I use this word a lot to express hope, it’s a word borrowed from Arabic toSpanish and I like how it feels on my tongue and seems to express just what I mean, except when it is not understood. So that’s why it’s here today. Feel free to use it!
I think I’ve listened to Bocelli’s cd SI about 4 times today, puts me in a reflective mood.
‘If only we could turn back time’
I used a mud facial that my daughter sent me some time ago, teal colored mud for 20 minutes, that much attention to my face is disappointing, the dry air here and spending more time outside in the sun has left it’s mark on my face , but then I am old, I don’t enjoy my wrinkles and sagging skin but here I am, alive and kicking down barriers and though I look pensive, old and unhappy, it’s all about the light and attitude.
quite a difference ! Which is my reality? A bit of both I guess, this means I must stay in the light and have a good attitude! It’s all we have now, what do you think?
I see so many RV styles bigger and better, prettier than my little GG. I call my 22 ft class C GG because of her gas guzzling habits.
But I like mine the best which is fortunate because she is all I can expect to have at this time of my life, (cuz I’m old) and that’s okay.
The interiors of the new RV’s are beautiful, I see women redecorating and rearranging to make them their own, men are involved as well but it’s the ladies that make them a home, their enthusiasm is notable and the sense of community I found on face book surprised me. Imagine that a question on wind chimes got over 100 responses ! Mostly negative. Would I like to have one? A new RV not wind chimes! I could never manage it on my own, the complicated electronics and management would be too challenging for me, I’d be afraid to drive it. I don’t see many solo women driving the really big rig’s, but I could be mistaken.

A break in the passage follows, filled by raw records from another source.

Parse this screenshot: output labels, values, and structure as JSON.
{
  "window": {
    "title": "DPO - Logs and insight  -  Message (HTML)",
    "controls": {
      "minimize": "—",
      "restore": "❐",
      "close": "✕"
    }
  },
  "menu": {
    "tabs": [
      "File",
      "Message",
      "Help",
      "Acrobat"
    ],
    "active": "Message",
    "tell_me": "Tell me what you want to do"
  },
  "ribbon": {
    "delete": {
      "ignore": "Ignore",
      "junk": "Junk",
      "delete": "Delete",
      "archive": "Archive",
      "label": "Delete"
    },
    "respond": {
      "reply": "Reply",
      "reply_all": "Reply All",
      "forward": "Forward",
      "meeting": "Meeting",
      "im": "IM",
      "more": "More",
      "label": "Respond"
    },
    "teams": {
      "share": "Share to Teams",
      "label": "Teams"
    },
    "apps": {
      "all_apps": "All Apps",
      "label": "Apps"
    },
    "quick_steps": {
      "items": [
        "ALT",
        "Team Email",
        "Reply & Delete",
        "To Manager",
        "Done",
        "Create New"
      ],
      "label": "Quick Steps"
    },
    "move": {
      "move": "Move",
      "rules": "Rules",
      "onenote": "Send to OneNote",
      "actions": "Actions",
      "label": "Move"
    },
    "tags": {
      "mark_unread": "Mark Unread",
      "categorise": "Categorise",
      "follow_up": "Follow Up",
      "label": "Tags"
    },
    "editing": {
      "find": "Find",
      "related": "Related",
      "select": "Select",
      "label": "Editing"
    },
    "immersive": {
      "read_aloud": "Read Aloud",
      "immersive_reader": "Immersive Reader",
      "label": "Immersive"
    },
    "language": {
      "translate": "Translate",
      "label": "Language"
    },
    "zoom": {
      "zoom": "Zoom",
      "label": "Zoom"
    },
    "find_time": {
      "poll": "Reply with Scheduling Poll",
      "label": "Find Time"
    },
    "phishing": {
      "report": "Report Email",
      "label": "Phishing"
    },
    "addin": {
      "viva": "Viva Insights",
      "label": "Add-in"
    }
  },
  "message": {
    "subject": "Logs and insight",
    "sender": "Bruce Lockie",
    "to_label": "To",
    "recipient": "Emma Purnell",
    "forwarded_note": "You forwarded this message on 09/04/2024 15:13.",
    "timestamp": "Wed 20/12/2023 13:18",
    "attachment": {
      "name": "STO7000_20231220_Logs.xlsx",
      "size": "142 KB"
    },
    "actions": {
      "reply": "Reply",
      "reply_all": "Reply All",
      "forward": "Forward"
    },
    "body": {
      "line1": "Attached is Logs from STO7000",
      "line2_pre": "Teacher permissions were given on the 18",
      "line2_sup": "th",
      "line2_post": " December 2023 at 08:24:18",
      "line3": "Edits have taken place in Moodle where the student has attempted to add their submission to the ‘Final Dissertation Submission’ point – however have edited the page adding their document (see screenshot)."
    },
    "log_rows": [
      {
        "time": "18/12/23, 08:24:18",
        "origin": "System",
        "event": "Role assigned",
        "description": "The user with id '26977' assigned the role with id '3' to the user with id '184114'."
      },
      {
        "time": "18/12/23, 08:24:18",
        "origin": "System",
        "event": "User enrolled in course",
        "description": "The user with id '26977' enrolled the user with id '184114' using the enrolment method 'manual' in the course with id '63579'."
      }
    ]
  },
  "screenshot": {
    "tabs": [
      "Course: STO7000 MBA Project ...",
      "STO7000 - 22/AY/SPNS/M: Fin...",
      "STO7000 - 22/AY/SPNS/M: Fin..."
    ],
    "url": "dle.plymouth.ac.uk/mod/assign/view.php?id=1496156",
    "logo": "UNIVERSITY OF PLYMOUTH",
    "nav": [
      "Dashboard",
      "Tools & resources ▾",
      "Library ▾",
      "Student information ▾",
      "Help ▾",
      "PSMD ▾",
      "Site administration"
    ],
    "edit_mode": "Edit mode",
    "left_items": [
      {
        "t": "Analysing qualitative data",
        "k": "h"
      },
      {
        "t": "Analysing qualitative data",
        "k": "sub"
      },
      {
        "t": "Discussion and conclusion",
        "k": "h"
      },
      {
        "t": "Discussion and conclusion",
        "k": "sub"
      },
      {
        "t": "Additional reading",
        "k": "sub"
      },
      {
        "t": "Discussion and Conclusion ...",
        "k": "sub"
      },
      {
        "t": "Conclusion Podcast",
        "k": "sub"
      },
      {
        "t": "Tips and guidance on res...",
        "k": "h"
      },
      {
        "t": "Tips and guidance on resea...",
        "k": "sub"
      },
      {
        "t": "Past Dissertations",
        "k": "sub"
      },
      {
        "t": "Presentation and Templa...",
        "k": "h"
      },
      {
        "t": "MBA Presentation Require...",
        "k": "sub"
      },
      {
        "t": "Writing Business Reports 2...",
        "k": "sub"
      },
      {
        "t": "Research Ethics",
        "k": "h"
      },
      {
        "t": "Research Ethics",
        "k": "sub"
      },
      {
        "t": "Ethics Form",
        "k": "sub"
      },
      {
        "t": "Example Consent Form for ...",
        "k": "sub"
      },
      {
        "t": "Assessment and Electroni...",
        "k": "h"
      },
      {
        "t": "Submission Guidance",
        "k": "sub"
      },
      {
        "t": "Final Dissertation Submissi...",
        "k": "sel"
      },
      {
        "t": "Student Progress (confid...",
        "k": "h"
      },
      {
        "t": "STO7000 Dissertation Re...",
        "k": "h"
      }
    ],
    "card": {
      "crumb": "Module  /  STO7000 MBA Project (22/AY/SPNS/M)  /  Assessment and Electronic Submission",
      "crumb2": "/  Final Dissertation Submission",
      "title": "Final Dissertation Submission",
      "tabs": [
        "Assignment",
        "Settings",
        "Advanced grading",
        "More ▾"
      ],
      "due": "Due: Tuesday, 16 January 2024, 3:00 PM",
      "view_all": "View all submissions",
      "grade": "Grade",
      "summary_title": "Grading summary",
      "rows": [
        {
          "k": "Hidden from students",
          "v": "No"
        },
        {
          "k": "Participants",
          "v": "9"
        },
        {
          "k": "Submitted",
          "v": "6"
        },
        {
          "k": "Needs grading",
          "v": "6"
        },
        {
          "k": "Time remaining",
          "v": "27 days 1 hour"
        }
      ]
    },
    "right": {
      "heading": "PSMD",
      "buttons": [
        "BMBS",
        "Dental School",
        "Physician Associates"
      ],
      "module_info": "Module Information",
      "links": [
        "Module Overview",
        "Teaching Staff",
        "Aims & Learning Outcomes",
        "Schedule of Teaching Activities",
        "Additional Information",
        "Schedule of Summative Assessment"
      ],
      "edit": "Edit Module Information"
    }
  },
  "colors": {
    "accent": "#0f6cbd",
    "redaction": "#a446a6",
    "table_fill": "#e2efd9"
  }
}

I’ve shared photos of GG and the problems I’ve encountered over the past 4 months…..I’ve only been full time for less than 4 months and there are times that I look at what I have and wonder how long I’ll be happy here. But most of the time I’m glad I’m here and when I get bored I can just move on. When I look at what I’ve been able to accomplish I’m satisfied to keep working at making GG as comfortable as I can within my limitations.
It was fun to add my photos on face book and I love that so many liked what I’ve done, and at least temporarily, raised my number of visits here! Thanks folks! Which is fun but not my reason for writing. I’ve been able to do my writing daily for a week now, hoping to make it a healthy habit.
Yesterday I felt restless, hard to settle into doing one thing. I haven’t been outside for several days, too chilly and I spent the time writing. I need to get outside and walk. I went to an art class in the morning with my friend, me to learn water color painting which I’ve never tried because I suck at drawing and Becca to practice painting on silk, she’s making some gorgeous scarves. I’m looking at learning Chinese style watercolor tho I’m not sure I have the personality to pursue this style that is so minimal. Just looking at what I’ve done in my painting makes it questionable. It’s another challenge I’ll give it a try, I’d like to paint with those cool Chinese paint brushes! Every new project needs new supplies! Now I wish I’d brought more of my art-how-to do books, I had so many, but concerned about space and weight I left them behind. Boo hoo.